Numa decisão inédita na história do Supremo Tribunal Federal (STF), sete ministros mudaram o regimento da instituição só para limitar as prerrogativas de seu futuro presidente em matéria administrativa. Até o atual presidente, Carlos Velloso, foi a favor da limitação das competências de seu sucessor, Marco Aurélio de Mello.

O que motivou essa decisão, a pouquíssimos dias da troca de comando na mais alta corte de Justiça do País, não foi uma questão jurídica relevante. Foi algo prosaico e mesquinho.

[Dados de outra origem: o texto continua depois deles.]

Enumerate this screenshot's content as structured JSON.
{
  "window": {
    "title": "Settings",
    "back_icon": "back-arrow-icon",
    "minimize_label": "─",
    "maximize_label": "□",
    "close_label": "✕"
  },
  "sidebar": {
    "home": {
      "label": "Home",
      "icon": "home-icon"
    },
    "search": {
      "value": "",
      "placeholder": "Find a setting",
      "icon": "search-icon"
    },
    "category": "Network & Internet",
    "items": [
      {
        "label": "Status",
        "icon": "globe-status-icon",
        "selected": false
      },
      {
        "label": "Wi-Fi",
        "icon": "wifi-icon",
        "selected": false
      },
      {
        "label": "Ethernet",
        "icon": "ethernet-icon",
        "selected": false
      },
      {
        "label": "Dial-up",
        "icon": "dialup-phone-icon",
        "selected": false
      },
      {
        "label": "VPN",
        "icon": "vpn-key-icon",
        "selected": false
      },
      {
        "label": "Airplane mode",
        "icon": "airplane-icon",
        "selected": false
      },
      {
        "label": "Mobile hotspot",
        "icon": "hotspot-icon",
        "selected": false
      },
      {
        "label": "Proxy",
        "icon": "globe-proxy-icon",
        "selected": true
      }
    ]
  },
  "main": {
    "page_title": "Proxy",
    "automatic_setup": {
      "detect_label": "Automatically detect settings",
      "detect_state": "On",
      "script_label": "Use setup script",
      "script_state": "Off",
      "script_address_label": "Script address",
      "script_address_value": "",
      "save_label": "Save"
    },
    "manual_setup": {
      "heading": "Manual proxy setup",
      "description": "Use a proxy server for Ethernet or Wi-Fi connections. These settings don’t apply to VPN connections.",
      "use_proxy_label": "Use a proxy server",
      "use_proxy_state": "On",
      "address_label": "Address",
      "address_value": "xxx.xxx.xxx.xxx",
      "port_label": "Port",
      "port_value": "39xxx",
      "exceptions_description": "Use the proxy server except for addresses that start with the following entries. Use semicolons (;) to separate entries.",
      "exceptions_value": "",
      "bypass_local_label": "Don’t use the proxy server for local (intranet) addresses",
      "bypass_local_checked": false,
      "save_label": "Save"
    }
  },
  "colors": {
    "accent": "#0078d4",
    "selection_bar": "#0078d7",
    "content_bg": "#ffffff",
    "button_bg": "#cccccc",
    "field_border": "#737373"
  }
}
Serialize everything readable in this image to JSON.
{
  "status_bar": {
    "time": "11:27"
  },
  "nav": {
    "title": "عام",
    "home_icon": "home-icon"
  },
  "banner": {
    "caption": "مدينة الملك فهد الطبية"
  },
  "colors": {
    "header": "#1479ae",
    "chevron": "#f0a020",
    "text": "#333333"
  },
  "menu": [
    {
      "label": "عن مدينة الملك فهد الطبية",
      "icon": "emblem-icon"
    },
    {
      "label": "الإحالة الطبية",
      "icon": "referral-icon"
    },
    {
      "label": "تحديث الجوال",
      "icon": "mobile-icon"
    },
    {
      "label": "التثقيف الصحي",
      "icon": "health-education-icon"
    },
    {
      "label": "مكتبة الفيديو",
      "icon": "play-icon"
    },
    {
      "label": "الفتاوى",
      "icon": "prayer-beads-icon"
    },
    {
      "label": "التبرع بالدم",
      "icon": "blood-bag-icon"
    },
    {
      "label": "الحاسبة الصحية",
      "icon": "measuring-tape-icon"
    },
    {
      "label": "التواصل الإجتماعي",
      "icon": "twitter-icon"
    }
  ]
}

Como Marco Aurélio tem por norma não indicar funcionários públicos aposentados para cargos de confiança, sob o argumento de que isso é imoral, os 20 servidores do STF nessas condições, que seriam por ele afastados, mobilizaram-se para não perder a “boquinha”.

Atualmente, eles consomem R$ 299 mil mensais da folha de pagamento do STF. Com sua substituição por funcionários da ativa, esse gasto cairia para R$ 121 mil, representando uma economia de R$ 177 mil para os cofres públicos.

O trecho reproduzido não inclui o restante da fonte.